Early Films of Bela Tarr

From Hungary, with melancholy: Communist-era anomie is coming to Cap Hill!

Before he became one of the planet’s great cinematic formalists, Hungarian dyspeptic Béla Tarr (Werckmeister Harmonies) was a hard-bitten, post-Cassavetes realist, working in the mid-’70s subgenre known as “documentary fiction.” His early work is intimate, improvised, desultory, and inflamed with class rage. Just as despairing as his later films, the four titles in this retrospective are more feet-on-the-ground and never indulge in metaphysics.

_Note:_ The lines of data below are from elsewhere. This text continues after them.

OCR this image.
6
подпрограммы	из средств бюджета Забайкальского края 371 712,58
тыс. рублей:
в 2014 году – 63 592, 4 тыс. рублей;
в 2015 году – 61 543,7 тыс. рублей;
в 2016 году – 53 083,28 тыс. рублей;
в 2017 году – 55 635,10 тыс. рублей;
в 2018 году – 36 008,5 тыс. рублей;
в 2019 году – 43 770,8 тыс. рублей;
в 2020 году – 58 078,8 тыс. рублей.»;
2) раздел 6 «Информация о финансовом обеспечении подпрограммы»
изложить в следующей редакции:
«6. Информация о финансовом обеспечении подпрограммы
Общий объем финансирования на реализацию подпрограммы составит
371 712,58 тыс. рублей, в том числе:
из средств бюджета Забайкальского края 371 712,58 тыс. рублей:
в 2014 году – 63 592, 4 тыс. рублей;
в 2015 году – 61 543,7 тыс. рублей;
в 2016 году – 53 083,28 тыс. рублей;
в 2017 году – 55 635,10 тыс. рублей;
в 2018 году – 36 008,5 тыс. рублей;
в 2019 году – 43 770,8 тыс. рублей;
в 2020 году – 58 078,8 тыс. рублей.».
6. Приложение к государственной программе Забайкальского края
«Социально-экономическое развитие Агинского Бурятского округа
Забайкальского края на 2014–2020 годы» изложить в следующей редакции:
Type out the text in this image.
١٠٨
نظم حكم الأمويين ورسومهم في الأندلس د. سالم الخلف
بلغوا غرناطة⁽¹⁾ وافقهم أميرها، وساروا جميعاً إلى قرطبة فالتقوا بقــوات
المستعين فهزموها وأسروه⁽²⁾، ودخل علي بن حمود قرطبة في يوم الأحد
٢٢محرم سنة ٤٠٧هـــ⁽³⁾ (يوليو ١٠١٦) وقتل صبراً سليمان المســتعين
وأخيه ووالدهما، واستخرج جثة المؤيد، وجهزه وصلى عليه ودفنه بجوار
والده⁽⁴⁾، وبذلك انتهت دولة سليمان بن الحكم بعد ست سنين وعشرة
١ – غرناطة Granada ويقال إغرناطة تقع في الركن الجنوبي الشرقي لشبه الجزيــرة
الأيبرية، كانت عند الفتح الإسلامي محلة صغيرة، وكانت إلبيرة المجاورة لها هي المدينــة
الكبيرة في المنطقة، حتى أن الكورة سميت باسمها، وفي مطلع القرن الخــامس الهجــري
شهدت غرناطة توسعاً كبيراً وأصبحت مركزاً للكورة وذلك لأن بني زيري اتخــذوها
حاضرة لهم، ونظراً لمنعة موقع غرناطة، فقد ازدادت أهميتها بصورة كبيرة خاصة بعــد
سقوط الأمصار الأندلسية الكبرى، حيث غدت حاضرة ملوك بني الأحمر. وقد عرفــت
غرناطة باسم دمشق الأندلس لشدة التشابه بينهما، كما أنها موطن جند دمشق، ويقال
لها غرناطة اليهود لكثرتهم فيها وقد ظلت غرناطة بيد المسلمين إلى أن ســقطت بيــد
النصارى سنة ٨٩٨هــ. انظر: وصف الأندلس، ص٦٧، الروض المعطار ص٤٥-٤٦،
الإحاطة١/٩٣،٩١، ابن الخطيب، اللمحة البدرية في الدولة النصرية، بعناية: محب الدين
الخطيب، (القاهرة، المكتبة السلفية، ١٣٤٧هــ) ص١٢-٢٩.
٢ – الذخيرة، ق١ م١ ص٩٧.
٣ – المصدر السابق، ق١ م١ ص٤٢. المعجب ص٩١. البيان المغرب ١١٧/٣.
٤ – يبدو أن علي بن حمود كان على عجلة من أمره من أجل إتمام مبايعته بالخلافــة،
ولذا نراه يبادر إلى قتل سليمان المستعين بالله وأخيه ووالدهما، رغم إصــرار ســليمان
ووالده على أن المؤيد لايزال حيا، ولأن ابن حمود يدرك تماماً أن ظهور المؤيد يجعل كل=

Beginning the midweek series, Family Nest (1977) is a spiteful, multigenerational drama of life on the dole; it was the film Tarr made before he went to film school. Next week’s The Outsider (1981) traces the aimless social descent of an off-the-grid violinist more concerned with boozing than with holding a job. Showing later this month, Prefab People (1982) is the best of the series (which also includes 1984’s Almanac of Fall), an unrelenting, smell-the-sour-breath portrait of a blue-collar marriage dissolving under pressure from Communist-era poverty, masculine inadequacy, and restless depression. Family Nest continues through Wed., Jan. 9; series runs through Wed., Jan. 30. See www.nwfilmforum.org for full schedule and details.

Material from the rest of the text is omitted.